The technological challenges were the hardest part, Sloan said. Veteran actors like Keach are used to acting through the various mishaps that can happen on stage, but when that stage is Zoom, there’s a whole new range of things that can go wrong – like losing your Wi-Fi connection.
Sloan said, “That’s nerve-wracking! Syncing the sound with a face is nerve-wracking because you don’t know if your kid’s upstairs gaming or if your wife’s on her computer or, oh my gosh, what’s going to happen if the whole neighborhood is online right at the same time?”
But the actors got the hang of it, and it ended up being a totally unique experience for the professionals and amateurs alike, Sloan said.
“It seemed like it was driving itself,” he told ENS. “It seemed like one idea led to a better idea and led to a better idea. It just showed up. And so we really felt like we were following the Holy Spirit as much as anything.”
Three decades and a pandemic after his previous performance in “King Lear,” Sloan found new meaning in a tragedy so universal that it seems to transcend time.
“The play resonates much deeper and truer and more profoundly” now than it did in 1990, Sloan said. “It was more or less an acting gig 30 years ago, and now it’s a profound comment on the human condition. And my human condition. And our human condition.
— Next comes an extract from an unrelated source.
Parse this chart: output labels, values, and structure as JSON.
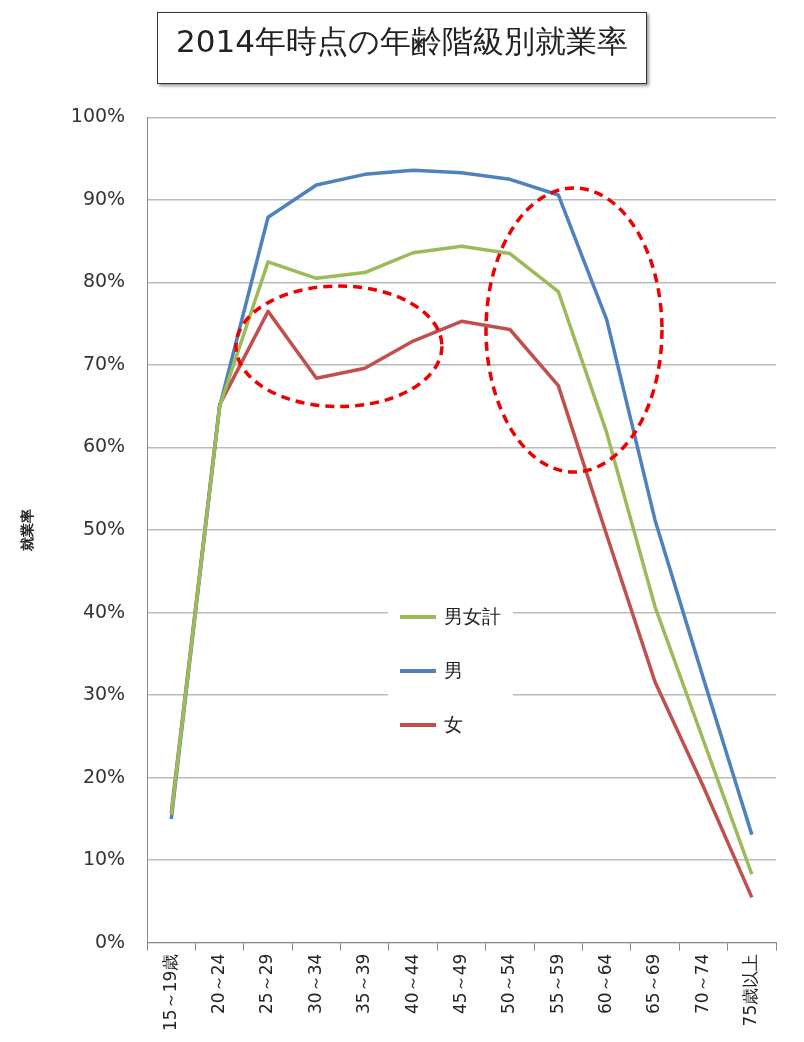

So I started to see it through a whole new lens, and it was very moving. And that was the gift. I think that was the gift for everybody.”
With the “Lear” production and other livestream programming, Greer said she is “seeing the things that the church is capable of doing now that we were not capable of doing before. If we had done ‘King Lear’ or whatever Shakespeare [play] we were going to do in person, we would never have had a Stacy Keach.” The church’s feeding program has also risen to the occasion, from making meals once a month in the parish hall to collecting homemade meals and dropping them off once a week.
“There are powerful ways of being the church that don’t rely on our buildings,” Greer said.